Aug 15, 2013
Tennessee basketball coach Cuonzo Martin and UT Director of Broadcasting Bob Kesling announced Thursday that the inaugural Cuonzo Classic Golf Tournament, presented by Farm Bureau Insurance, Coca-Cola and Pilot, will take place Friday, Sept. 13 at The Wee Course at Williams Creek in East Knoxville.
Each foursome will be paired with a member of the Tennessee basketball coaching staff or a former Vols player. Former Big Orange standouts Bert Bertelkamp, Dale Ellis, Fred Jenkins, Reggie Johnson and Tony White are among those who have committed to play.
The event tees off at 9 a.m. ET, and the cost of participation is $200 per player or $800 per four-man team. A total of 18 teams each will play 18 holes. Lunch is provided, and Martin will speak at the event.
Participants can register by contacting Diondre Jackson at 865-673-8584.
"We're hoping for a great turnout," Martin said. "It's going to be a fun event for everyone. And at the end of the day, it's all about raising money for some great local causes."
Proceeds from the event benefit the United Way and the after-school program at the First Tee and Wee Course.
"As Campaign Chairman for United Way of Greater Knoxville, this is an event that I'm very excited about," Kesling said. "Coach Martin has been a willing and active advocate for the United Way during his time here at Tennessee, and this great golf event will allow Vol fans throughout the community an opportunity to interact with key members of the Tennessee basketball family while also helping some great local initiatives.

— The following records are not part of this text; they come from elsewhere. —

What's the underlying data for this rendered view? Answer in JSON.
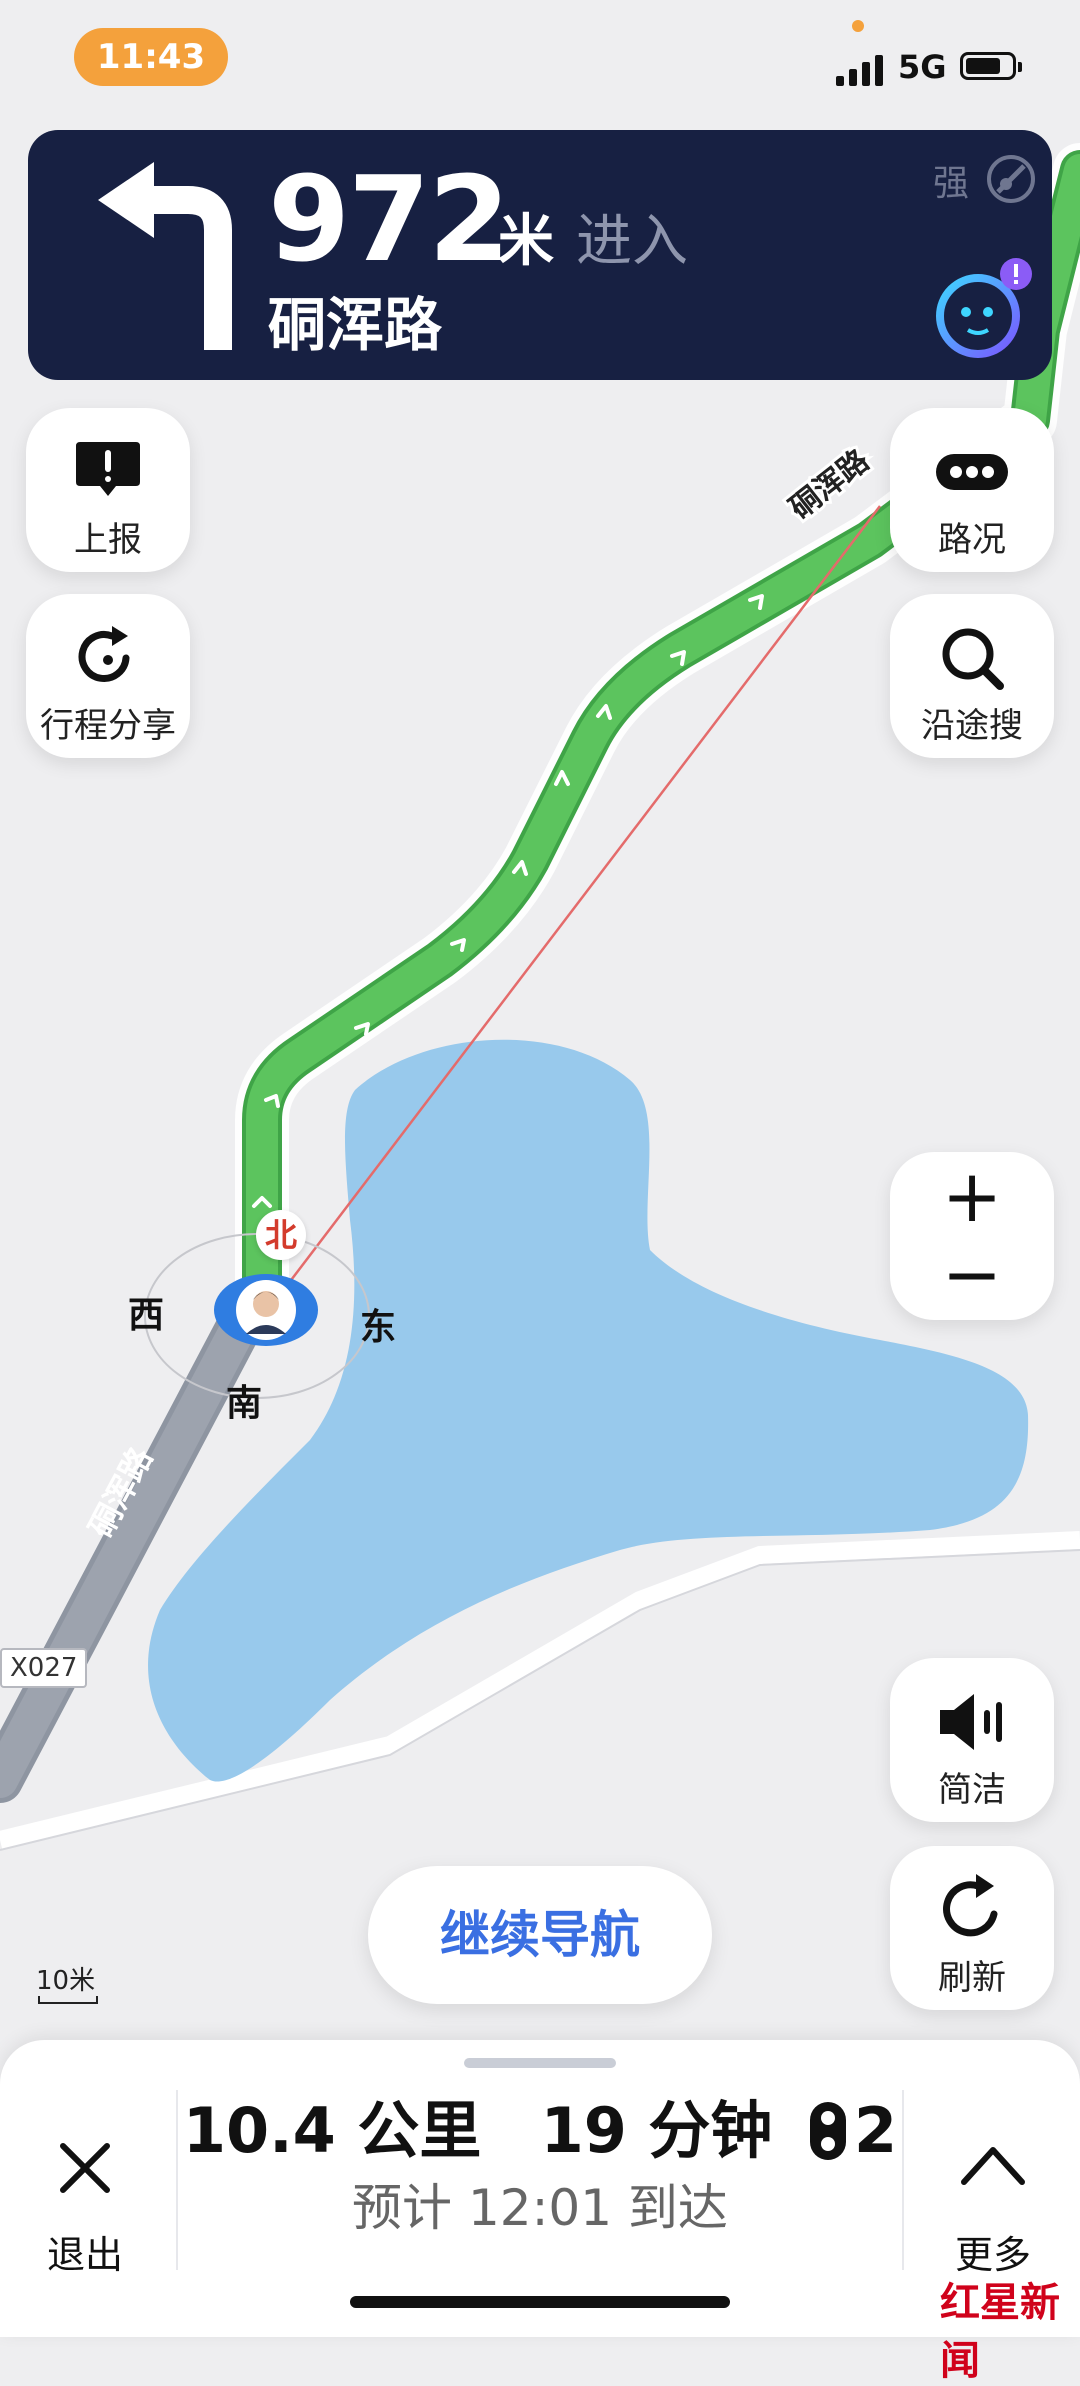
{
  "status_bar": {
    "time": "11:43",
    "network": "5G"
  },
  "nav": {
    "distance_value": "972",
    "distance_unit": "米",
    "action": "进入",
    "road_name": "硐浑路",
    "signal_strength": "强"
  },
  "left_buttons": {
    "report": "上报",
    "share_trip": "行程分享"
  },
  "right_buttons": {
    "traffic": "路况",
    "search_along": "沿途搜",
    "zoom_in": "+",
    "zoom_out": "−",
    "concise": "简洁",
    "refresh": "刷新"
  },
  "map": {
    "road_label_top": "硐浑路",
    "road_label_bottom": "硐浑路",
    "route_code": "X027",
    "compass": {
      "north": "北",
      "south": "南",
      "east": "东",
      "west": "西"
    },
    "scale": "10米",
    "colors": {
      "route": "#5cc45e",
      "water": "#98c9ec",
      "road": "#9da3ae",
      "guide_line": "#e46b6b"
    }
  },
  "continue_button": "继续导航",
  "bottom": {
    "exit": "退出",
    "more": "更多",
    "distance": "10.4 公里",
    "duration": "19 分钟",
    "traffic_lights": "2",
    "eta": "预计 12:01 到达"
  },
  "watermark": "红星新闻"
}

"We still have hole sponsorships available, so even if you're not a golfer, there are still ways you can participate and make a difference."
Williams Creek Golf Course is a top-tier facility, located just two miles east of downtown Knoxville. The course offers a full-service golf experience, featuring an 18-hole course, high quality practice facilities complete with a pro shop, snack bar and banquet room with a balcony overlooking the course.
Tom Fazio designed this par 3 championship golf course, which boasts a challenging layout with three sets of tee boxes and holes that range from 85 to 245 yards. It's a perfect design for players of all skill and experience levels. This course also has large, fast, undulating bent grass greens and 98 acres of natural rolling terrain filled with creeks, lakes, natural areas and an abundance of wildlife. Since it first opened in July of 2003, the course has been a treat for all who visit.
THE FIRST TEE PROGRAM The First Tee Greater Knoxville is a program that targets inner-city youth under the age of 18 involved with The First Tee of Williams Creek. The learning center provides an after-school and summer program for elementary and middle school participants to focus on academics, character education, physical activity and promotion of healthy eating habits.
The First Tee Learning Center uses golf and education to help participants develop positive skills for continuation of their education and employment. During the school year, the initiative offers an after-school program for students in the 1st-8th grades. During the summer months, it continues to offer both educational and recreational opportunities for participants from the ages of 6 to 17.
UNITED WAY OF GREATER KNOXVILLE All proceeds from the Cuonzo Classic benefit United Way of Greater Knoxville. They have been helping people in Greater Knoxville for more than 90 years. Approximately 100,000 people benefit from United Way services every year, and this year the need is just as great. United Way of Greater Knoxville focuses on three main areas: Education, Income and Health, the building blocks to a good life. They continue to provide for Basic Needs for those in times of crisis.
United Way of Greater Knoxville partners with more than 45 local agencies that offer programs designed to ensure our community has access to health care and our kids have beginnings, families achieve long-term financial stability and children have a strong start to life through a good education. United Way strives to help people gain self-sufficiency.